As a young girl, I was somewhat obsessed with dolphins. Completely and utterly obsessed really. I even wanted to be a marine biologist so I could work with dolphins, but then I realised that would require a lot of science and so scrapped that plan. I’m hoping journalism is a less lab-based career choice.
My inner dolphin fangirl made a reappearance last week when we went on a dolphin-watching boat-trip.
It wasn't even my first dolphin trip - we'd been before a fair few years ago - but you guys, *adopts American accent* it was totally blimmin' AWESOME!
We went with the very well-established company Bom Dia from Lagos' beautiful marina.
Although I've been coming to Lagos for over 15 years, the beauty of the marina never fails to woo me.
I love admiring the boats, the way their flags clink in the wind, watching the shiny silver fish glint in the sunshine, the buzz of the many cafés and bars. It's so charming.
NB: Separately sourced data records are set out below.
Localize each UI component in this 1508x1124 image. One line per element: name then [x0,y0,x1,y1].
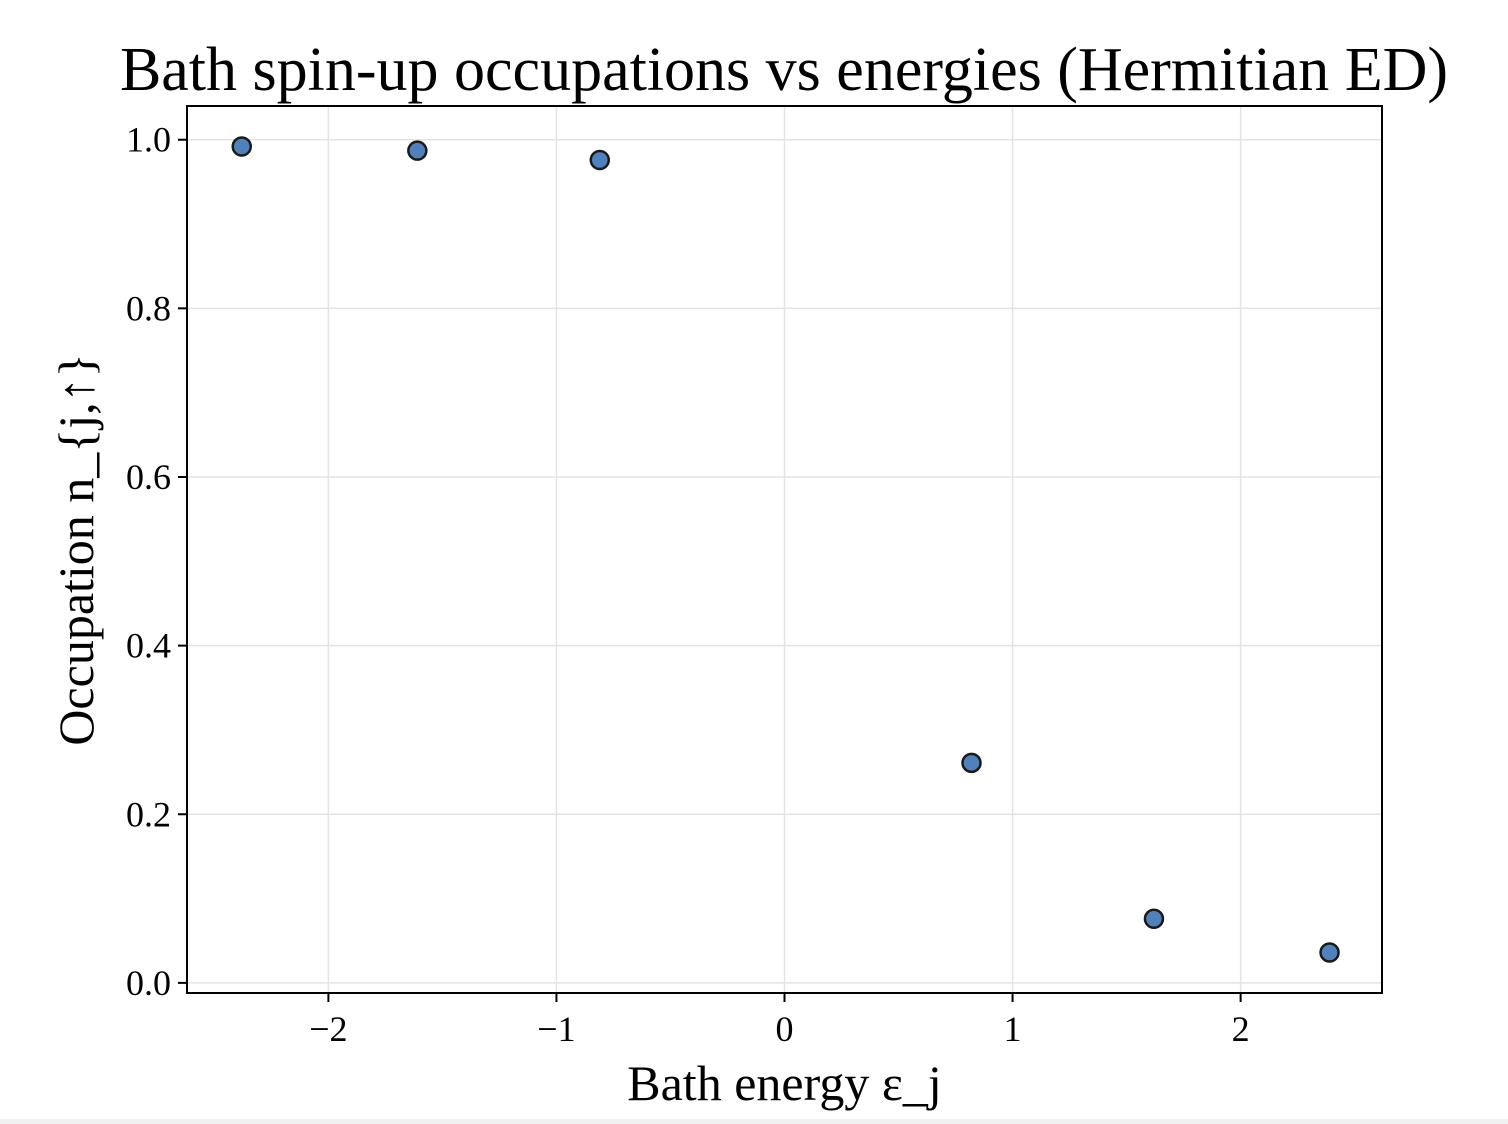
data-point [961,752,982,774]
x-tick-label: −2 [309,1009,347,1049]
y-tick-label: 0.0 [126,963,171,1003]
x-tick-label: 0 [776,1009,794,1049]
data-point [1143,908,1165,930]
chart-title: Bath spin-up occupations vs energies (He… [120,36,1448,104]
y-tick-label: 1.0 [126,120,171,160]
axis-ticks: −2 −1 0 1 2 0.0 0.2 0.4 0.6 0.8 1.0 [126,120,1250,1049]
data-point [1319,942,1340,963]
data-point [231,136,252,157]
data-point [407,140,428,161]
bottom-strip [0,1119,1508,1124]
data-point [589,149,611,171]
y-tick-label: 0.2 [126,794,171,834]
grid-lines [187,106,1382,993]
y-tick-label: 0.6 [126,457,171,497]
x-tick-label: −1 [537,1009,575,1049]
x-tick-label: 1 [1004,1009,1022,1049]
y-tick-label: 0.8 [126,288,171,328]
x-axis-label: Bath energy ε_j [627,1055,941,1111]
y-tick-label: 0.4 [126,626,171,666]
y-axis-label: Occupation n_{j,↑} [48,353,104,745]
data-points [231,136,1340,963]
x-tick-label: 2 [1232,1009,1250,1049]
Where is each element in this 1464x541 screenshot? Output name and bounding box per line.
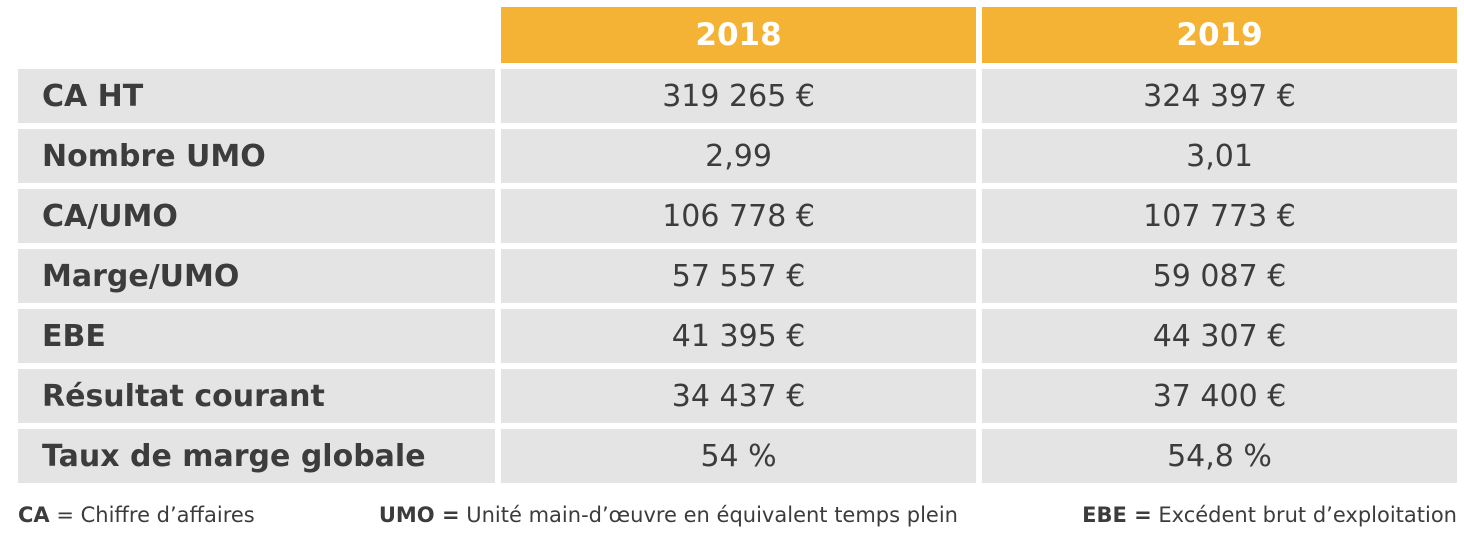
legend-item-ebe: EBE = Excédent brut d’exploitation bbox=[1082, 503, 1457, 527]
header-year-2019: 2019 bbox=[982, 7, 1457, 63]
legend-separator: = bbox=[49, 503, 81, 527]
legend-abbr: UMO = bbox=[378, 503, 460, 527]
row-label: CA/UMO bbox=[18, 189, 496, 243]
row-value-2019: 44 307 € bbox=[982, 309, 1457, 363]
legend-text: Chiffre d’affaires bbox=[80, 503, 255, 527]
table-row: CA HT 319 265 € 324 397 € bbox=[18, 69, 1457, 123]
row-value-2018: 319 265 € bbox=[501, 69, 977, 123]
legend-item-umo: UMO = Unité main-d’œuvre en équivalent t… bbox=[379, 503, 958, 527]
table-row: EBE 41 395 € 44 307 € bbox=[18, 309, 1457, 363]
table-row: Taux de marge globale 54 % 54,8 % bbox=[18, 429, 1457, 483]
row-value-2019: 54,8 % bbox=[982, 429, 1457, 483]
row-value-2018: 106 778 € bbox=[501, 189, 977, 243]
row-value-2018: 34 437 € bbox=[501, 369, 977, 423]
row-value-2019: 324 397 € bbox=[982, 69, 1457, 123]
legend-abbr: CA bbox=[18, 503, 50, 527]
row-value-2019: 59 087 € bbox=[982, 249, 1457, 303]
header-blank-cell bbox=[18, 7, 495, 63]
row-value-2018: 41 395 € bbox=[501, 309, 977, 363]
row-value-2018: 54 % bbox=[501, 429, 977, 483]
row-label: Marge/UMO bbox=[18, 249, 496, 303]
table-row: Nombre UMO 2,99 3,01 bbox=[18, 129, 1457, 183]
row-label: EBE bbox=[18, 309, 496, 363]
table-row: CA/UMO 106 778 € 107 773 € bbox=[18, 189, 1457, 243]
table-row: Marge/UMO 57 557 € 59 087 € bbox=[18, 249, 1457, 303]
legend-text: Unité main-d’œuvre en équivalent temps p… bbox=[466, 503, 958, 527]
row-label: Taux de marge globale bbox=[18, 429, 496, 483]
row-label: Résultat courant bbox=[18, 369, 496, 423]
table-row: Résultat courant 34 437 € 37 400 € bbox=[18, 369, 1457, 423]
row-value-2019: 107 773 € bbox=[982, 189, 1457, 243]
legend-item-ca: CA = Chiffre d’affaires bbox=[18, 503, 255, 527]
row-value-2019: 3,01 bbox=[982, 129, 1457, 183]
row-label: CA HT bbox=[18, 69, 496, 123]
table-header-row: 2018 2019 bbox=[18, 7, 1457, 63]
financial-table: 2018 2019 CA HT 319 265 € 324 397 € Nomb… bbox=[18, 7, 1457, 489]
row-value-2019: 37 400 € bbox=[982, 369, 1457, 423]
row-value-2018: 2,99 bbox=[501, 129, 977, 183]
legend-text: Excédent brut d’exploitation bbox=[1158, 503, 1457, 527]
row-value-2018: 57 557 € bbox=[501, 249, 977, 303]
header-year-2018: 2018 bbox=[501, 7, 977, 63]
abbreviation-legend: CA = Chiffre d’affaires UMO = Unité main… bbox=[18, 503, 1457, 527]
row-label: Nombre UMO bbox=[18, 129, 496, 183]
legend-abbr: EBE = bbox=[1082, 503, 1152, 527]
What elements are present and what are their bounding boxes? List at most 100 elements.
We were on the first dolphin-watching trip of the day, leaving at 9.30am - apparently your best chance of seeing dolphins is early when the sea is calmer and there's less wind.
|The Shrimp, ready to go|
Lifejackets donned, we excitedly clambered on board the nine-seater speedboat. I may have been extra keen and thus got myself the seat at the very front of the boat, but you snooze, you lose, amaright?
Aside from the one solo seat at the very front, the seats on the boat are only two abreast, meaning everyone gets a good view, which isn't the case with all the dolphin-watching trip companies.
As we ventured out of the marina in the morning sunshine, one of two marine biologist staff (clearly more dedicated to dolphins than yours truly) gave us the safety run-down, assuring us that the boat was super safe and pointing out the emergency exits: over each side of the boat. Good.
We slowly made our way out to sea, and once on the open water the driver put her foot down (probably not really, I have no idea how you drive a boat) and the real fun began.
As we bounced and whizzed over the sparkly, gently undulating sea, I could not stop laughing. We were flying FAST over the waves and I was loving it.
I'm a huge rollercoaster fan, and being at the front of the boat meant I got the full effect. Dolphins or not, I was having a great time.
It was also amazing to look back at the pretty coastline and look out at the expanse of ocean. I don't know about you, but I like to think of the sea as my spiritual home. (Before I wanted to be a marine biologist I wanted to be a mermaid, natch.)
Although a dolphin-sighting can never be guaranteed, the friendly staff told us they knew the usual feeding-points and would take us there. I was keeping me eyes peeled AND OH MY GOD THERE THERE I THINK THAT WAS A DOLPHIN LEAPING OUT OF THE WATER!
We all got rather excited but it turned out it had in fact been a very large tuna. Who knew tuna could leap?! Well now you do.
On we went in search of those most majestic of mammals.
Reader, we found them. In a big way.
The boat slowed to a halt and before we knew it we were surrounded by a huge pod of beautiful beautiful dolphins.
It. Was. Amazing.
(Apologies for the less than amazing photos – dolphins are hard to photograph and franchement I didn't want to spend all my time trying to get the perfect picture instead of actually admiring them.)
The sister did get this great video though!
We slowly moved with the pod for about half an hour, it was so so incredible.
They're so elegant and graceful and lovely. I wish I was a dolphin.
There were baby ones with their mums, they leaped and they dived perfectly synchronised in twos and threes, they swam under the boat.
The marine biologists told us the dolphins were essentially socialising and travelling at the same time. How cool is that? So efficient. I love it.
As the water was so clear and the dolphins stayed at the surface (although they can stay under water for four minutes without coming up for air), we got beautiful views of them super close-up.
They're just the most wonderful of creatures.
I also learned that part of the reason they like to stay so close to the boat is that the movement of the water makes it easier for them. Smart cookies, these dolphins.
It was so special to see them in the wild, in their natural habitat, just doing what they do.
But all too soon it was time to say goodbye to our dolphin pals and head back to shore. Boo.
There was only one thing for it: freshly-squeezed orange juices (the oranges here are incredibly sweet and as a result the juice is sensational) and pastries. It had to be a Portuguese custard tart for me!
So so good.
I absolutely loved our dolphin trip and am so grateful to have had the opportunity to do it. I only wish I could convey how magical it really was here. You’ll just have to go and experience it for yourself!
Ever been on a dolphin-watching trip?